Lewisham reached a milestone of 100 electric vehicle charging points last week as part of its commitment to tackle the climate emergency and promote sustainable travel.
The council says the charging points, which can be found on its website, will help make the switch to environmentally friendly forms of transport easier for people who still need a vehicle for essential journeys. From 2030, new cars and vans powered wholly by petrol and diesel will no longer be sold in the UK.
Councillor Sophie McGeevor, cabinet member for environment and transport, said she wants to make Lewisham a “cleaner, healthier borough” with a charging point within 500 metres of every household. ”We are proud of the changes we are making to promote sustainable travel.”
Other boroughs across London are also increasing the number of charging stations for electric cars, in line with the plans for a “green industrial revolution” announced by Prime Minister Boris Johnson last month.
Hackney is installing 182 additional electric vehicle charging points, which the council hopes will be open to the public by the end of March next year. Tower Hamlets has 42 charge points and the council are working to install a further 182 on-street chargers by Easter 2021. Croydon announced plans in January this year for 42 more charging points, in line with the borough’s commitment to install 400 charging points by 2022.

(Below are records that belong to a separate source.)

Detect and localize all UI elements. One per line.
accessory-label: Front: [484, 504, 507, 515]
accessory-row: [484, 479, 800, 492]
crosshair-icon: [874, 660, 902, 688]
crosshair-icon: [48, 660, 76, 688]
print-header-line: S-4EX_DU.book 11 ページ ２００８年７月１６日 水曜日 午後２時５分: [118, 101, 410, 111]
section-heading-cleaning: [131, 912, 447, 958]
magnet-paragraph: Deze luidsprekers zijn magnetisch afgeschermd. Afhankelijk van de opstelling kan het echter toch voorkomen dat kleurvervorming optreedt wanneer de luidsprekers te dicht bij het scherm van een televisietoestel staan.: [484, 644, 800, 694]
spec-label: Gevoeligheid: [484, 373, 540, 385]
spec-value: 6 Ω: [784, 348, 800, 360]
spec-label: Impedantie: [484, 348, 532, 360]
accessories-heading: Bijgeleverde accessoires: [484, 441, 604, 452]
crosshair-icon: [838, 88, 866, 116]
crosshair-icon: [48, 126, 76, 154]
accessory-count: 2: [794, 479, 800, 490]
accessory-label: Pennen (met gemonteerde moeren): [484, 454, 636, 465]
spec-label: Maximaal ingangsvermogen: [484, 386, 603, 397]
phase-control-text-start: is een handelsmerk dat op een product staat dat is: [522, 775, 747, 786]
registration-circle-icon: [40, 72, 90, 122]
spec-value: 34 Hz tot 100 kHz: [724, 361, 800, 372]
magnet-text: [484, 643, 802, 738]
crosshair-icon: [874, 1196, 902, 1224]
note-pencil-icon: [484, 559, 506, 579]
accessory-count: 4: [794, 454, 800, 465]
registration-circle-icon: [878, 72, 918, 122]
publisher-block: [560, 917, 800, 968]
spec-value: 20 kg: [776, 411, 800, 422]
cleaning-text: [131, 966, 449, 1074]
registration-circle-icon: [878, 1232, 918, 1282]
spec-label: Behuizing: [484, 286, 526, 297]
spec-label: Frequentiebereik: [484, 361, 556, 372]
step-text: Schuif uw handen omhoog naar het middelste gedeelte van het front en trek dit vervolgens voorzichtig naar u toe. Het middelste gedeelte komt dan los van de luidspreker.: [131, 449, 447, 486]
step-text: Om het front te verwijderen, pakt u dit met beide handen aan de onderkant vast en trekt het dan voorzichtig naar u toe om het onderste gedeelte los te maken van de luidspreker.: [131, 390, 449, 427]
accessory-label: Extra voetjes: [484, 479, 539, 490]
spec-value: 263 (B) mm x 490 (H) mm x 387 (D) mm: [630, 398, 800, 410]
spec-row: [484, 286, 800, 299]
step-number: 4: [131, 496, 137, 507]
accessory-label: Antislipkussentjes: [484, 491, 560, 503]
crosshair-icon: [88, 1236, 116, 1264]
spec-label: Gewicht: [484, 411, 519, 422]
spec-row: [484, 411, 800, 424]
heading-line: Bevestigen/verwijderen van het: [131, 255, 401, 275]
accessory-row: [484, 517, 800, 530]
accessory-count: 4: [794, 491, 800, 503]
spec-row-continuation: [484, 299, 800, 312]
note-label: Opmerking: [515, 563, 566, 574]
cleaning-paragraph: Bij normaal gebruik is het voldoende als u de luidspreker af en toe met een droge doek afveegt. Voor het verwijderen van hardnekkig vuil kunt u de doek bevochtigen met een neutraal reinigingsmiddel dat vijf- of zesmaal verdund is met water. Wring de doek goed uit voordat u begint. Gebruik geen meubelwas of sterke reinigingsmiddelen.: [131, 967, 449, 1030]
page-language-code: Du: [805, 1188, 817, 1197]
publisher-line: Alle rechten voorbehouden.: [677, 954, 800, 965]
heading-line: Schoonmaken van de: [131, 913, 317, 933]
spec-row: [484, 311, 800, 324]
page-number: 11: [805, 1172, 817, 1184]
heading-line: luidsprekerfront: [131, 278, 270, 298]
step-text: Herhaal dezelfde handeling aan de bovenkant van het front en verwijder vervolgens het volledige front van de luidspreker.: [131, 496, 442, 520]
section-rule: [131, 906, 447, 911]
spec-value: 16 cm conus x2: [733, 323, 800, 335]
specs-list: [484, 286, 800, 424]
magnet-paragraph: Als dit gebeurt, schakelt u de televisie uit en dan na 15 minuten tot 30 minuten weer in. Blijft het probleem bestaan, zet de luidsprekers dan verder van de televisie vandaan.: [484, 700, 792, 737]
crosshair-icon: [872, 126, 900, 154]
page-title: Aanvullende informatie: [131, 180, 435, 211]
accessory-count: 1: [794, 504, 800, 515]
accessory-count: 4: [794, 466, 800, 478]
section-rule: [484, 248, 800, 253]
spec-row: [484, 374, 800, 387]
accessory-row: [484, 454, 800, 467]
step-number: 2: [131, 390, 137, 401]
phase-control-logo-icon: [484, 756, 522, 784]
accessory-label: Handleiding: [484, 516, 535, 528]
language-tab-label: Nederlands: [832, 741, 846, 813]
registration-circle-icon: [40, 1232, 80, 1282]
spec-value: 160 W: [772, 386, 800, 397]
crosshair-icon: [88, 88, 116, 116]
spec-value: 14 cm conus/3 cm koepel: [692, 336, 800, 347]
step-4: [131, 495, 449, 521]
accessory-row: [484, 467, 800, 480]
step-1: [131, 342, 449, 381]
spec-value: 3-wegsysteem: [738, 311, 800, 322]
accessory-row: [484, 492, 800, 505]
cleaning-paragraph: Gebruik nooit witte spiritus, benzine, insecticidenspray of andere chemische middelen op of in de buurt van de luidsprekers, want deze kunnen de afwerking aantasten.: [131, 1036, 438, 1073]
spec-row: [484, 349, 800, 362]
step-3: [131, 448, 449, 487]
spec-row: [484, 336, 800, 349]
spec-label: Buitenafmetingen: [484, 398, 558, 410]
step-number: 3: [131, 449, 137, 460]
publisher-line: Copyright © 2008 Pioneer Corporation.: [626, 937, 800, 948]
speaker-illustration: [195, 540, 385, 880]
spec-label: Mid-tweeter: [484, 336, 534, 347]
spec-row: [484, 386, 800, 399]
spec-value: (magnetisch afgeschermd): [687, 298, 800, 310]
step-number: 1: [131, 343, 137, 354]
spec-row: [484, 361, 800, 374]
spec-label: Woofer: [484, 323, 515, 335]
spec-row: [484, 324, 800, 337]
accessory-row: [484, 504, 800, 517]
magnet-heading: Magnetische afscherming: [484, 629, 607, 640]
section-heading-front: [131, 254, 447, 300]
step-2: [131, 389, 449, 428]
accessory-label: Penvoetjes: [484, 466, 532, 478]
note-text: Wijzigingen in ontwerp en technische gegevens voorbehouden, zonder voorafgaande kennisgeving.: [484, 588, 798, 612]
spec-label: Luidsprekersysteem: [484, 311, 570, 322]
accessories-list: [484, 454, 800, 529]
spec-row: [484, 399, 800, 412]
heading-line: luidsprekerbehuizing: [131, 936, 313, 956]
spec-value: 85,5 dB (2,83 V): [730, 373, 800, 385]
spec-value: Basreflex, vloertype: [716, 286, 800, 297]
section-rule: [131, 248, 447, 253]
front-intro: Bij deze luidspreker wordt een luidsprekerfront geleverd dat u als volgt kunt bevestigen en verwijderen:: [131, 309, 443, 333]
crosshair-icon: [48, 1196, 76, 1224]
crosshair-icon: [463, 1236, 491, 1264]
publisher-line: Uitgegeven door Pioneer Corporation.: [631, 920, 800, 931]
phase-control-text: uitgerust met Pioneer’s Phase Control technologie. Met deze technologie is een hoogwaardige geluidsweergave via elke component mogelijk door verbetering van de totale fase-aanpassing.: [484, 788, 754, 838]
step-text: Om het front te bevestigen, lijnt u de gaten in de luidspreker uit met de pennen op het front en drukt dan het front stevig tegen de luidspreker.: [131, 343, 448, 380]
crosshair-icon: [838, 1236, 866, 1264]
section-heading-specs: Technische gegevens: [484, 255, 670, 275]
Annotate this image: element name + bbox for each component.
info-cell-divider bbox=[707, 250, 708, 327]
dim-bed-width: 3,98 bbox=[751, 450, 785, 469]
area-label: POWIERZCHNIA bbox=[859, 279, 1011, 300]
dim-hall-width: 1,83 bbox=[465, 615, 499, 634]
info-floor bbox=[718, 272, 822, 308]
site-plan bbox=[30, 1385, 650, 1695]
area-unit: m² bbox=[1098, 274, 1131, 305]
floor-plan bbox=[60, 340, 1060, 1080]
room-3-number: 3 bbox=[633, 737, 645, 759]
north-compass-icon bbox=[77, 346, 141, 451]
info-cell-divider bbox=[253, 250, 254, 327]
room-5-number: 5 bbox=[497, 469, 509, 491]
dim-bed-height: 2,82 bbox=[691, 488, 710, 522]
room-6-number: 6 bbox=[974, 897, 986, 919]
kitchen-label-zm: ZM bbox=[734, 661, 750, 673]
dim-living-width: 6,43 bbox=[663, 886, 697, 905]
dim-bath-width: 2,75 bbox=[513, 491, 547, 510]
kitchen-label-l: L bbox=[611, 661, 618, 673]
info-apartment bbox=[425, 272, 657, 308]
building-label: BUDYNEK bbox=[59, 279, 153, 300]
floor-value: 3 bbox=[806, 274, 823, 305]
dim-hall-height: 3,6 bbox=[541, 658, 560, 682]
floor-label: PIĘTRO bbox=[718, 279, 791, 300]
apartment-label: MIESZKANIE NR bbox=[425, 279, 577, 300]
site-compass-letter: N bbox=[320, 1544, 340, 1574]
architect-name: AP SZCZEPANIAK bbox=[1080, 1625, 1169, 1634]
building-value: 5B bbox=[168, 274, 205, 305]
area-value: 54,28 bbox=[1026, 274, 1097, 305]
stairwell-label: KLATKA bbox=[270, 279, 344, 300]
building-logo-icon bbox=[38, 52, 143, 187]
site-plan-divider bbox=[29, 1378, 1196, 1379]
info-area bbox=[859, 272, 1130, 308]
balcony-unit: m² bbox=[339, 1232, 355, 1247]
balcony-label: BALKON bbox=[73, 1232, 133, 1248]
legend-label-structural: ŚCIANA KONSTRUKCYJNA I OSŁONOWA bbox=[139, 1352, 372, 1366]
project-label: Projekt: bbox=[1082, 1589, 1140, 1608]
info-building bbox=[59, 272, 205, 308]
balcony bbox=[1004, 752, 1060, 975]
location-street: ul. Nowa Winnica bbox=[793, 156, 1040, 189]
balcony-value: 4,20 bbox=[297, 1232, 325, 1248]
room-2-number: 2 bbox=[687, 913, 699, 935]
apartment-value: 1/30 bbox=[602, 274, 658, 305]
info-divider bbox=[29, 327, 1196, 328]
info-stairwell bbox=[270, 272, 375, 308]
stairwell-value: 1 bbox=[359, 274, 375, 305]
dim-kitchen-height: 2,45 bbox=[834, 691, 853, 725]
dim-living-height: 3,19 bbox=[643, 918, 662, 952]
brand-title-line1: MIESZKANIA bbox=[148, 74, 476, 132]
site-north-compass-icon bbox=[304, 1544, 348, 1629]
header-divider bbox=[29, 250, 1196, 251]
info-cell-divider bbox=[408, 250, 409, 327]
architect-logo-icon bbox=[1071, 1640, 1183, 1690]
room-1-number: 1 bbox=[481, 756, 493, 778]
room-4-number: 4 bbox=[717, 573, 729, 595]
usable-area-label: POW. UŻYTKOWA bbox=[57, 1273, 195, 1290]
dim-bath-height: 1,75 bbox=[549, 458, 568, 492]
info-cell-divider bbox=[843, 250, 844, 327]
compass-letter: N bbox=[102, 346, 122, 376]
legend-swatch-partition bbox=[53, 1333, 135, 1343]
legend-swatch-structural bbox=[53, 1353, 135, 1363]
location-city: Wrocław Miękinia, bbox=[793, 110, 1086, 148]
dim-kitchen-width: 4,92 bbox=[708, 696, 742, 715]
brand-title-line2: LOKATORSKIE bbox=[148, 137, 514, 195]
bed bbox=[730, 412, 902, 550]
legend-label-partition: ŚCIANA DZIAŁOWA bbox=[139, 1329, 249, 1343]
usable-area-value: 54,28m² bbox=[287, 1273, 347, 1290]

The total number of charging points in London in 2018 was at 1,869, giving an average of 58 charging points for each of the city’s 32 boroughs.
However, boroughs such as Hammersmith and Fulham are well above this average figure. The council has installed 339 charging points so far, meaning that every home or business in the borough is within 400m of a charging point.
The Mayor of London, Sadiq Khan, predicts the volume of electric vehicles on London’s roads will double by 2023. The introduction of the Ultra-Low Emission Zone in London next year is expected to see further increases in their use.
Research by comparethemarket.com earlier this year showed London is some way ahead of the rest of the country when it comes to charging infrastructure, with 28.8 charging points per 100 electric cars, compared to the national average of 12.5.
This is because London and the south-east have received 45 per cent of new charger capacity in the past year, the Guardian reported last week.
The UK electric-car market in 2019: A total of 37,850 electric vehicles joined the UK’s roads last year, up from 15,510 in 2018. Research published by Accenture Strategy in April 2019 forecast EV sales to grow exponentially, and for over half of all UK vehicles sales to be EVs by 2040.Sales of electric cars went from 7,704 in September 2019 to 21,903 in September 2020 – a 184 per cent increase.